R. — De tout temps, les capitaines des navires de commerce, spécialement ceux arrivant d'un voyage au long cours ont eu à souffrir des «runners», mais jadis ceux-ci n'accostaient les navires qu'en rade ou dans les bassins.
C'est depuis 1867 que des plaintes sont venues au jour; à cette époque, les «runners» ont commencé à se rendre au-devant des navires dans l'Escaut. Actuellement leur audace ne connaît plus de bornes; ils vont à la rencontre des bâtiments, jusqu'à Flessingue. Ils montent à bord malgré les capitaines, insultent et menacent les officiers, qui veulent leur défendre l'accès du navire; ils enivrent les équipages dans te but d'obtenir la préférence pour le logement, la vente d'effets d'habillement, etc.
D. — Comment le Gouvernement a-t-il pu se convaincre de la réalité des faits qui ont donné lieu à des plaintes?
R. — Comme il est dit dans la réponse a la question précédente, c'est en 1867 que l'attention du Gouvernement a été attirée, pour la première fois, sur le trafic des «runners», par une plainte émanant d'une cinquantaine de petits commerçants d'Anvers.
Les pétitionnaires reconnaissaient qu'ils se trouvaient parfois au nombre de plus de cinquante à bord d'un navire, entravant les manoeuvres et faisant aux gens de larges distributions d'alcool dans l'espoir d'avoir leur clientèle. Ils demandaient instamment que, pour faire cesser cet abus, on défendit de monter à bord avant l'arrivée du navire à destination.
Des capitaines étrangers, au nombre d'une trentaine, ont appuyé cette pétition.
Les commerçants établis dans les environs des bassins protestèrent de leur côté, en 1868, contre les abus résultant de la tolérance laissée aux «runners» de monter à bord des navires en route. Ils déclaraient que les bâtiments du commerce étaient parfois encombrés, avant d'atteindre le port, de plus de cent personnes étrangères et que dans le nombre se glissaient même des femmes de moeurs douteuses. Cette pétition fut appuyée par le collège échevinal.
Mais c'est en 1886 et 1887 que les plaintes sont devenues particulièrement vives. Un grand nombre de capitaines, à leur arrivée à Anvers, ont saisi le consul général d'Angleterre de protestations très énergiques contre les agissements éhontés des «runners». Il suffira d'en extraire quelques faits, pour montrer le degré d'impudence où sont arrivés ces trafiquants.

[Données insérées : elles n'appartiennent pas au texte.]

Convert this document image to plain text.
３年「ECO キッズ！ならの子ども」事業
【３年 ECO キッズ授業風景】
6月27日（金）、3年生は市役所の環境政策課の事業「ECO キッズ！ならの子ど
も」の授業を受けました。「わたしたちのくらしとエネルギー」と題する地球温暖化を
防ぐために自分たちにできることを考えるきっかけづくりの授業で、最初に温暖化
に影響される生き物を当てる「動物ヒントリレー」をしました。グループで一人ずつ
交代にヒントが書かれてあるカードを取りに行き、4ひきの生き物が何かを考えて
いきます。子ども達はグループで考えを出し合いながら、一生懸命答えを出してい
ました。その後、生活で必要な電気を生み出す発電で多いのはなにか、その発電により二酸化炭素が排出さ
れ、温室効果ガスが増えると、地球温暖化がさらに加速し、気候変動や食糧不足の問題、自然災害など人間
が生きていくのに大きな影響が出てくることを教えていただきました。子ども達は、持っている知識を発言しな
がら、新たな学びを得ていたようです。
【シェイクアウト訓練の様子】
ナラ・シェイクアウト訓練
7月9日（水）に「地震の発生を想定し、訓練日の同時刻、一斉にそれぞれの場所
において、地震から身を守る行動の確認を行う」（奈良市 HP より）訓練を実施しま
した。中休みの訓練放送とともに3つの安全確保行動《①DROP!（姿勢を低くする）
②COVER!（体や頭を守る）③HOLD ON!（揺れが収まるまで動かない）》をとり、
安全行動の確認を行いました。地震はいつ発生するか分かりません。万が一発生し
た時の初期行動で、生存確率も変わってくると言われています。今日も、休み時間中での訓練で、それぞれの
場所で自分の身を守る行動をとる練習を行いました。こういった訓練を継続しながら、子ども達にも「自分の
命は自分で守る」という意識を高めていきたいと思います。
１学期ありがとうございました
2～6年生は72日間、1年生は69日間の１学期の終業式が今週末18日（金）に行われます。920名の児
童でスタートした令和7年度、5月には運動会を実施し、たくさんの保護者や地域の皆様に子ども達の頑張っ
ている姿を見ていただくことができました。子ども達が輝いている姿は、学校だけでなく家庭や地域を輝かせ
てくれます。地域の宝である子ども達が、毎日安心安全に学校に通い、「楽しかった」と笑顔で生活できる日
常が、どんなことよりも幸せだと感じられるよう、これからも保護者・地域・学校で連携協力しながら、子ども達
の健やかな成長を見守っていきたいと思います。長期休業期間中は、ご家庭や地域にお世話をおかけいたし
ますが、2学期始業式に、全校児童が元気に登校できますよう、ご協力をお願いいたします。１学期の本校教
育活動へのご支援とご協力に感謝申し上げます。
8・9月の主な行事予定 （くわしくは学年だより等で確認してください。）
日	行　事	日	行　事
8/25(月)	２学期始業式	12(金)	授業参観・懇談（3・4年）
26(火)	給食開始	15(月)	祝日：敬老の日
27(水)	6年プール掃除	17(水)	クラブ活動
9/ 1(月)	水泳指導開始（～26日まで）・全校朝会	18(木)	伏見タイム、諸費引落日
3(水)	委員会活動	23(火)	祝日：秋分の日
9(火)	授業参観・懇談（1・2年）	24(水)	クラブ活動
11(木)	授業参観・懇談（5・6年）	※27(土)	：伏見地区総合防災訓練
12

En juin 1880, un navire, en route pour Anvers, est assailli dans l'Escaut par douze à quinze «runners» qui montent à bord malgré les menaces du capitaine et qui, à leur arrivée à Anvers, semblent s'être vantés d'avoir réalisé un bénéfice de 1.500 francs sur le navire. Le plus malmené fut un vieux marin de soixante ans dont l'avoir se montait à 800 francs et qui, après dix jours, avait tout dépensé.
Le 15 mars 1887, une barque est envahie par des «runners» malgré tous les efforts que fait le capitaine pour les écarter. À peine sur le pont, les «runners» se battent entre eux à coups de bâton, de barres de fer, de couteau. La lutte finie, ils se répandent parmi l'équipage avec les bouteilles de gin dont ils sont munis; en moins d'une demi-heure, tous les hommes du bord sont ivres morts; aucun d'eux n'est plus capable du moindre travail; le capitaine et les officiers sont contraints de se mettre eux-mêmes à la besogne, ils n'ont plus personne pour les aider.